Um pit-bull é uma arma. Por mais dócil que seja com seus tutores, é da natureza feroz desse cachorro atacar. Está no DNA dele. O instinto avisa, ao menor sinal de perigo ou de ameaça, que é para morder. E a mordida de um pit-bull é uma das mais letais de todo o reino animal: são 42 dentes numa potência de quase 200 quilos nos braços, nas pernas ou no pescoço da vítima. Se for numa criança, quase sempre é fatal.
Não vou entrar no mérito de quem resolve criar um cão desses em sua casa. Cada um dentro de sua propriedade sabe de si e dos riscos que corre quando convive com uma fera incontrolável. Mas no momento em que um bicho desses está solto, sem focinheira, num espaço público, acho que como cidadã tenho o dever de exigir das autoridades uma providência.

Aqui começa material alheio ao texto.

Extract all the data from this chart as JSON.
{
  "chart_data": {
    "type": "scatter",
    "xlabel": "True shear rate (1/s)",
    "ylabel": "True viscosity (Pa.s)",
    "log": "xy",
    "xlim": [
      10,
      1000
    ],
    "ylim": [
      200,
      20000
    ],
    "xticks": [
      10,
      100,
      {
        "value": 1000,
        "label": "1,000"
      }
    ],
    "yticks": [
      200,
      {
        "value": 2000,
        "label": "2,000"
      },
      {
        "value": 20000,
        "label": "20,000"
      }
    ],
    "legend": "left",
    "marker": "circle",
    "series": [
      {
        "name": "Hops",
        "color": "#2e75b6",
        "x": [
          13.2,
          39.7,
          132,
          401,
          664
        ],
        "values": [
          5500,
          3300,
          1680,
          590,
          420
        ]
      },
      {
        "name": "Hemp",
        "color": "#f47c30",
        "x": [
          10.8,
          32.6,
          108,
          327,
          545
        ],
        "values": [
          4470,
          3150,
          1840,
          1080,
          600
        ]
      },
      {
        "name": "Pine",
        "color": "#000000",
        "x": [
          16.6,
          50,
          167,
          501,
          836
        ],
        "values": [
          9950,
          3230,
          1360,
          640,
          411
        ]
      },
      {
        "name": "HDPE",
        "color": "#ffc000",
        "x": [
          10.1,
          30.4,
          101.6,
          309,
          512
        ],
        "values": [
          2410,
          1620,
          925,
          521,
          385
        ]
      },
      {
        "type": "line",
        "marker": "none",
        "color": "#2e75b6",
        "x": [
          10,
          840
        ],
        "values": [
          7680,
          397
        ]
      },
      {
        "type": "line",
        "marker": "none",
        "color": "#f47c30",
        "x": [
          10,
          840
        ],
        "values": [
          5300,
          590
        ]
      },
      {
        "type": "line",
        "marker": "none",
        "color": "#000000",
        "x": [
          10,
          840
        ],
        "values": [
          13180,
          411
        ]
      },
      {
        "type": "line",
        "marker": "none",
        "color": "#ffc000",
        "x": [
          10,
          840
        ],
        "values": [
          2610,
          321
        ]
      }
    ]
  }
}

Um menino de 11 anos foi atacado segunda-feira à tarde no bairro Rio Branco em Caxias do Sul. Se não fosse a presença por acaso — ou por intercessão divina — de um bombeiro civil no local do incidente, esse menino poderia estar morto. Ensanguentado e em choque, ao ser transportado pelo bombeiro até o hospital, o garoto pedia desesperado a quem lhe socorreu: “Não me deixa morrer”. Uma tarde nas férias de verão de uma criança não poderia terminar assim.
Cada vez que acontece algo trágico, há quem se pergunte “Como Deus pode deixar isso acontecer?”. Nessas horas, apenas lembro que Deus nos deu livre arbítrio confiando que a inteligência, que também nos foi dada, seria suficiente para termos bom senso e responsabilidade com nossos irmãos. Como filhos, até esperamos certa proteção divina, mas entre irmãos somos totalmente responsáveis por cuidarmos uns dos outros.
No momento em que alguém decide ter um pit-bull, essa pessoa assume o risco de que algo bem ruim aconteça a qualquer momento. Não tem como dar chance ao azar, como poderia ter acontecido na virada no ano na praia de Areias Brancas, Arroio do Sal. Eu mesma testemunhei um pit-bull marrom, de grande porte, circulando sem coleira nem focinheira pela praia e pela ciclovia, na altura da estátua de Iemanjá.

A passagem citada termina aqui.